10 best strength training exercises for MS | DaillyStone

10 best strength training exercises for MS

When it comes to treating multiple sclerosis (MS), a chronic disease in which the immune system attacks nerve cells, strength training changes the game. Benefits include increased muscle strength, balance, mobility, and the ability to do anything you want, says Alison Lichy, TPD, a board certified specialist in clinical neurological physiotherapy. in Falls Church, Virginia, and spokesman for the American. Physiotherapy Association.

To help you reap these rewards, we asked the experts which strength movements they recommend most and how they can be tailored to your body and needs. Read the rest of the exercises, then share them with your neurologist.

How to Use This List

Try to include three or four of these exercises in your daily routine once you’ve received clearance. You can do one or two exercises at a time. In fact, doing small exercises throughout the day can often feel better in the body than exercising for an hour and staying relatively seated and fighting more effectively for the other 23 hours. Fatigue and reduces the risk of spikes. Your body temperature, which may make MS symptoms temporarily worse.

Best of all, many of these exercises can be done at home using just your body weight or simple equipment like a resistance band.

Exercise #1: Bird Dog

Exercises on all fours (known as the four-legged position) are great for training the postural muscles in people with MS, says Lichy. This movement strengthens your entire core, including your glutes, hips, abs, and deep abs that support your spine to help you maintain better balance and posture.

While the bird dog is suitable for all skill levels, it must crouch and get up from the ground. If this is difficult for you, try doing the exercise in the middle of your bed. The soft surface of the mattress increases the force with which the abdominal muscles work to prevent it from tipping over.

How to: Bird Dog

Start on all sides, with your knees under your hips and your hands under your shoulders. Activate your abs, keep your spine neutral, and look down or slightly forward.

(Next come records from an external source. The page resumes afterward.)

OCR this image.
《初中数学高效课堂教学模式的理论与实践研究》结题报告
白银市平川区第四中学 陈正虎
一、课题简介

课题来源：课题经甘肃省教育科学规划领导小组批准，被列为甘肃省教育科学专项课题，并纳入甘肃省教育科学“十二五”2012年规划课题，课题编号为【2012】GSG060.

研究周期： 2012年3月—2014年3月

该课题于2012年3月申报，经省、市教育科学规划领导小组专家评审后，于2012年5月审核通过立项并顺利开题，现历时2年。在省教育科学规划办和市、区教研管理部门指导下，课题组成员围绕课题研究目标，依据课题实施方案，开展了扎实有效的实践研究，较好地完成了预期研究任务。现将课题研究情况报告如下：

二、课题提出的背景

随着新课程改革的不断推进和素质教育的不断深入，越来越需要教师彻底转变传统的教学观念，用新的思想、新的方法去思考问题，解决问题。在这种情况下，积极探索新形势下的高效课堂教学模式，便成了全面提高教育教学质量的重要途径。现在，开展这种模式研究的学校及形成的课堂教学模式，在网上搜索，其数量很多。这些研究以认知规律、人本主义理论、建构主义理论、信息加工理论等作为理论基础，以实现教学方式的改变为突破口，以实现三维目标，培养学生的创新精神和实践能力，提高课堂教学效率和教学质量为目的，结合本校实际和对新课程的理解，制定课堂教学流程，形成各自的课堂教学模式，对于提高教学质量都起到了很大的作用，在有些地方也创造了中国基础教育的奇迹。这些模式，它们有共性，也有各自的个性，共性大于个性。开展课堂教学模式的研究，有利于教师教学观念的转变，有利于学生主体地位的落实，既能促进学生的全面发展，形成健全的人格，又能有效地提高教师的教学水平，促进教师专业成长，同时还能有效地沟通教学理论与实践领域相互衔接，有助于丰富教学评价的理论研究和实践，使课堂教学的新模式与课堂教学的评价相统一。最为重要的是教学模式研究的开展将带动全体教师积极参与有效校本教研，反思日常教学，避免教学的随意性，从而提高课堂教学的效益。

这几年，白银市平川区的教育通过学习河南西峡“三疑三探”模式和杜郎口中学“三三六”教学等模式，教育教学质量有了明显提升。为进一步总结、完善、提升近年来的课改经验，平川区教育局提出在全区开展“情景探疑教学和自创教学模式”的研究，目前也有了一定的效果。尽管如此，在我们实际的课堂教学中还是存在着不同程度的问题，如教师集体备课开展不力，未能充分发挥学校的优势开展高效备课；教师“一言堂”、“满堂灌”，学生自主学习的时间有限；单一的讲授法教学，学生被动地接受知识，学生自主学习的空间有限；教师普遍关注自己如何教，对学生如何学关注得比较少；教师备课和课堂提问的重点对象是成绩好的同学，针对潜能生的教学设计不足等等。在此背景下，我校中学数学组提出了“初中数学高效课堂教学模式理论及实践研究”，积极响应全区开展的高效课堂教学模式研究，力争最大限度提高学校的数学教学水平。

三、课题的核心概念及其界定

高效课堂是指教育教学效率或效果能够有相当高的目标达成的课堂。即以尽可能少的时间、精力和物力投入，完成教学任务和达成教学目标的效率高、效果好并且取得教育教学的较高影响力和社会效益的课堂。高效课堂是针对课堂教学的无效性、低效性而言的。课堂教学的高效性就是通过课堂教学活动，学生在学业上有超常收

Raise your left arm and extend your right leg until they are in line with the rest of your body. Pause, then lower your back and repeat on the other side with your right arm and leg extended. He is a representative. Do two or three sets for a total of six to eight reps, resting for 30 to 60 seconds between sets.

Exercise #2: Sit-to-Stand

This exercise is extremely important to maintaining your independence because it simulates real-world activities that are often challenging for people with multiple sclerosis, says Ashley Davis, CPT, trainer at Marianjoy Rehabilitation Hospital in Wheaton, Illinois. In particular, it improves your ability to sit in a chair, sofa or even a toilet and get up without assistance.

Your ability to make this move can change from day to day. If you need to use a stick, walker, or piece of furniture to get around in this exercise, that’s fine. Focus on what you can do now and it may get easier with time.

How to: Sit-to-Stand

Stand in front of a sturdy chair or sofa with your feet hip and shoulder width apart. Keep your arms straight at shoulder level and support your core.

From there, slowly bend your knees and push your hips back to lower your body into the chair. Take a break, then press your heels and metatarsus to stand up. He is a representative. Aim for two to three sets of 10 total repetitions, resting for 30 to 60 seconds between sets. Try to resist the urge to fall or slump into the chair.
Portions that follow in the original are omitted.